The number of people who have a smartphone within arm’s reach throughout the day is higher than ever now. Even the most simple of these hand-held devices have a camera and internet capabilities. All with a few taps of the screen, the smartphone enables us to post images, share videos, and update a social media page effortlessly. Consequently, this has given rise to citizen journalism―a paradigm shift where citizens not only consume the news, but play an active role in the producing and reporting of it.
Citizen journalism has come to be known as the quicker news source ahead of traditional news sources. This is made possible by the smartphone; any citizen who happens to be at the scene during a time of breaking news can digitally capture and share the story within seconds. Its method has proved far more efficient than traditional news teams who would not have arrived at the scene, or possibly even heard of the event yet.
Twitter has become arguably the primary outlet for such journalism, and it boasts a triumphant list of news stories that were released on its own platform before the mainstream media. A famous example is that of Whitney Houston’s death; it was reported on Twitter over an hour before the mainstream press heard about it.
However, the alacrity of citizen journalism is not all that it has to offer. In many cases, such as the Arab Spring, journalists are often banned and censored by regimes that do not want the story to be reported. In such circumstances, citizen journalists reporting the events on their iPhones may be our only source of information.
Evidently, citizen journalism definitely holds some advantages over the mainstream press. With national newspapers and TV news networks running stories based on earlier reports by citizens, the mainstream press has certainly taken note of the new dimension that citizen journalism brings to the table. Most of the mainstream press has developed apps in order to work with, rather than against, the newly formed news source. Gina Horton says that “The Guardian’s ‘Guardian Witness’ app purposely targets citizen journalists, asking them to supply staff journalists with videos, photos and stories of any event they deem newsworthy”.
Despite its significant benefits, the rise of citizen journalism is not a one-sided affair. There are certain issues that we should be wary of when consuming citizen-reported news. Perhaps the most apparent concern is bias. Although it has been established in an earlier post that everything said has a degree of bias within it, professional journalists have been trained to eliminate as much bias as possible when reporting a story. Something that citizen journalists may not avoid as well, whether they are conscious of it or not.

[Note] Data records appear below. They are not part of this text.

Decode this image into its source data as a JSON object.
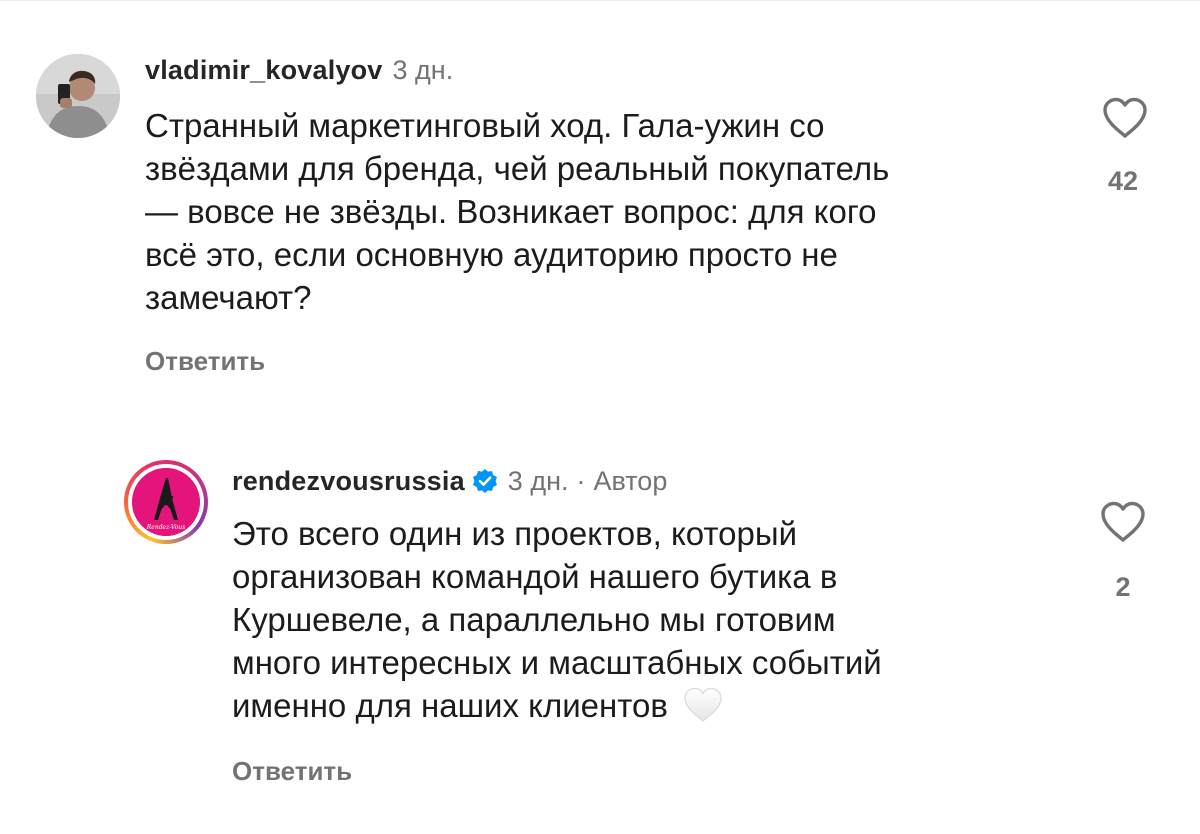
{
  "comments": [
    {
      "username": "vladimir_kovalyov",
      "time": "3 дн.",
      "lines": [
        "Странный маркетинговый ход. Гала-ужин со",
        "звёздами для бренда, чей реальный покупатель",
        "— вовсе не звёзды. Возникает вопрос: для кого",
        "всё это, если основную аудиторию просто не",
        "замечают?"
      ],
      "reply_label": "Ответить",
      "likes": "42",
      "avatar_icon": "user-photo-avatar"
    },
    {
      "username": "rendezvousrussia",
      "verified": true,
      "time": "3 дн.",
      "separator": "·",
      "author_tag": "Автор",
      "lines": [
        "Это всего один из проектов, который",
        "организован командой нашего бутика в",
        "Куршевеле, а параллельно мы готовим",
        "много интересных и масштабных событий",
        "именно для наших клиентов"
      ],
      "emoji": "white-heart-emoji",
      "reply_label": "Ответить",
      "likes": "2",
      "avatar_icon": "brand-logo-avatar",
      "logo_text": "Rendez-Vous"
    }
  ],
  "colors": {
    "text": "#1c1c1c",
    "muted": "#737373",
    "verified_blue": "#0095f6",
    "brand_pink": "#e5147a"
  }
}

The law is something else that we should be concerned about; speaking particularly to the laws of libel. Again, what can and cannot be said is common knowledge for the professional journalist. However, the citizen journalist might not be as aware of these laws. Chris Measures exemplifies how this might end badly with Reddit’s coverage of the Boston Marathon bombing. “The site’s Find Boston Bombers thread wrongly accused several people of being involved in the atrocity, leading to harassment of their families and potentially slowing down police investigation”.
Citizen journalism has done a great deal in opening up the producing and reporting of the news to everyone. It has revolutionized the way we consume news; the news is no longer given in the form of a hierarchy, but it is shared horizontally. However, to remain a positive impact, we as citizens must understand our responsibilities when we share, report and consume the news.